Cambio di paradigma: tutto è politica? No, tutto è consenso.

Sdegnarsi sarà nobile, ci dice il tecno-nichilismo, ma non è funzionale. Tuttavia, non ammettere o espellere ogni interpretazione 'politica' delle cose, manda in esilio la politica dalla realtà.

 

Profluvi di inviti a ‘non politicizzare’ ci sommergono in continuazione. Non politicizzare il caso Salis (Tajani, Matone, Donzelli & Co), non politicizzare l’Ucraina (Salvini), non politicizzare il dramma umanitario di Gaza, non politicizzare gli scontri tra studenti e polizia (Piantedosi), non politicizzare i suicidi nelle carceri, non politicizzare i naufragi dei barconi, non politicizzare la scuola, il lavoro, gli scioperi, la Chiesa, l’ambiente: insomma…tutto.

Qual è il messaggio che passa? Che la politica è una tossina, che va fuggita come una pestilenza, che se entra in gioco complica e allontana le soluzioni, e via di questo passo. Si è affermato il pensiero di Reagan il giorno del suo insediamento: “Lo stato non è la soluzione dei problemi, lo stato è il problema” (dopo venti anni l’opposto di John Kennedy).

La politica era ‘senso’ ma le funzioni hanno divorziato dal senso. Che bisogno abbiamo di complicarci la vita con la politica – e con quell’altra madre di tutte le rottamazioni, che commmina l’ergastolo sociale a chiunque gli sfugga la parola ‘ideologia’ (non ideologizzare ecc ecc) – se l’assistenza funzionalista di scienza e tecnica ci garantisce tutto e soprattutto subito? È l’im-mediatezza che scaccia ogni mediazione. Ma la politica cos’è, se non ‘mediazione’? Gestione di un’altra parola anch’essa scandalosa: interesse. ‘Inter-esse’, ovvero ciò che sta nel mezzo, prender parte alle cose di qualcuno e di lui con gli altri.

‘Non politicizziamo, per favore’ è negare che il trascinamento in catene mani e piedi di uno in un tribunale (di una democrazia europea) abbia una valenza politica, e che quindi debba avere una lettura e comprensione ‘politica’. È dire pertanto che se ci si risparmia una riprovazione, che per sua natura è lettura etica, sociale, culturale – ergo ‘politica’ -, si farebbe il bene dell’interessato. Sdegnarsi sarà nobile, ci dice il tecno-nichilismo, ma non è funzionale. 

Così si impara che i significati non significano più nulla, anzi sono un inciampo.
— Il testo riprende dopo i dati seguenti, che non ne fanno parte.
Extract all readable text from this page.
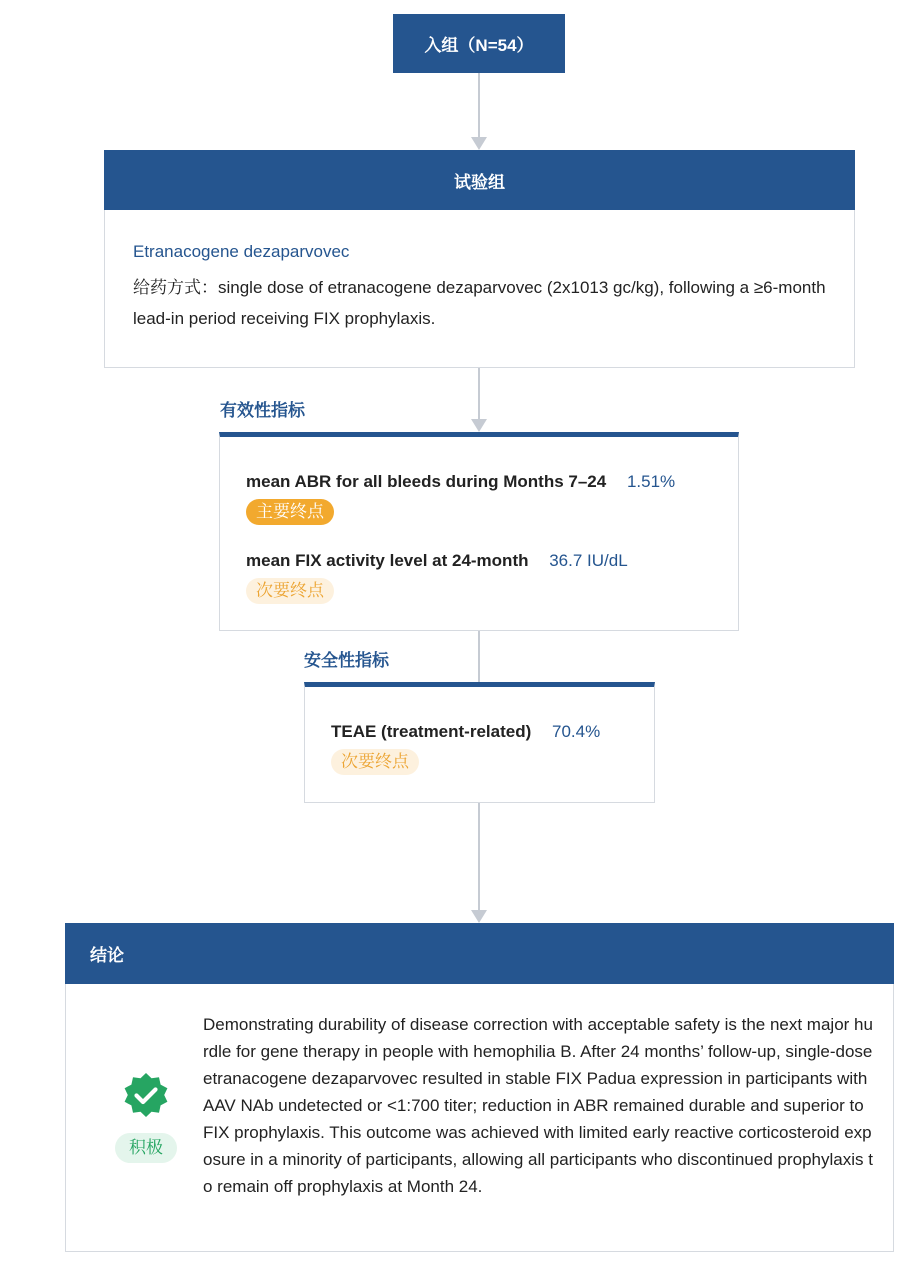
入组（N=54）
试验组
Etranacogene dezaparvovec
给药方式：single dose of etranacogene dezaparvovec (2x1013 gc/kg), following a ≥6-month lead-in period receiving FIX prophylaxis.
有效性指标
mean ABR for all bleeds during Months 7–24 1.51%
主要终点
mean FIX activity level at 24-month 36.7 IU/dL
次要终点
安全性指标
TEAE (treatment-related) 70.4%
次要终点
结论
积极
Demonstrating durability of disease correction with acceptable safety is the next major hurdle for gene therapy in people with hemophilia B. After 24 months’ follow-up, single-dose etranacogene dezaparvovec resulted in stable FIX Padua expression in participants with AAV NAb undetected or <1:700 titer; reduction in ABR remained durable and superior to FIX prophylaxis. This outcome was achieved with limited early reactive corticosteroid exposure in a minority of participants, allowing all participants who discontinued prophylaxis to remain off prophylaxis at Month 24.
Ai significati dell’espansione nazista ci penseremo dopo, intanto nel ’38 a Monaco si firma.

Così, con il differimento ad altro momento del ‘senso’, arriva il tempo in cui non si è più a tempo. Disdegnare, anzi non ammettere o espellere ogni interpretazione ‘politica’ delle cose, manda in esilio la politica dalla realtà. La quale viene spogliata di ogni senso, e valutata solo sotto l’unica dittatura che oggi ha in mano il mondo, la dittatura dei risultati.

Rendere inviso l”essere politico’ ai cittadini, e per di più agìto addirittura da uomini delle istituzioni, che al contrario dovrebbero farsi partigiani di una rianimazione della partecipazione politica (ad associazioni, enti, sindacati, partiti, pubbliche amministrazioni…una partecipazione alla proprie idee), non può che provocare, dopo l’assenza in tutti i primi quattro anni, lo star fuori della gente anche il quinto anno, quello del voto. 

Perché votare una ‘mediazione politica’ quando l’esperto di cui ho bisogno sembra far proprio al mio caso, disintermediandomi e liberandomi da  ogni perditempo e da ogni costrizione ad una riflessività più profonda (ma più soddisfacente)?

Abbiamo vissuto la riscoperta collettiva, e che per un po’ fu pure felice, della politica del ’68, quando vigeva lo slogan: ‘tutto è politica’. Esattamente il contrario di oggi.  La lettura della guerra del Vietnam fu eminentemente ‘politica’, quella delle guerre di oggi esclusivamente militare (= funzionale). Come qualcuno ha osservato, si è passati da ‘tutto è politica’ a ‘tutto è consenso’. E ancora ci si logora con le domande sul ‘misterioso’ successo dei populisti?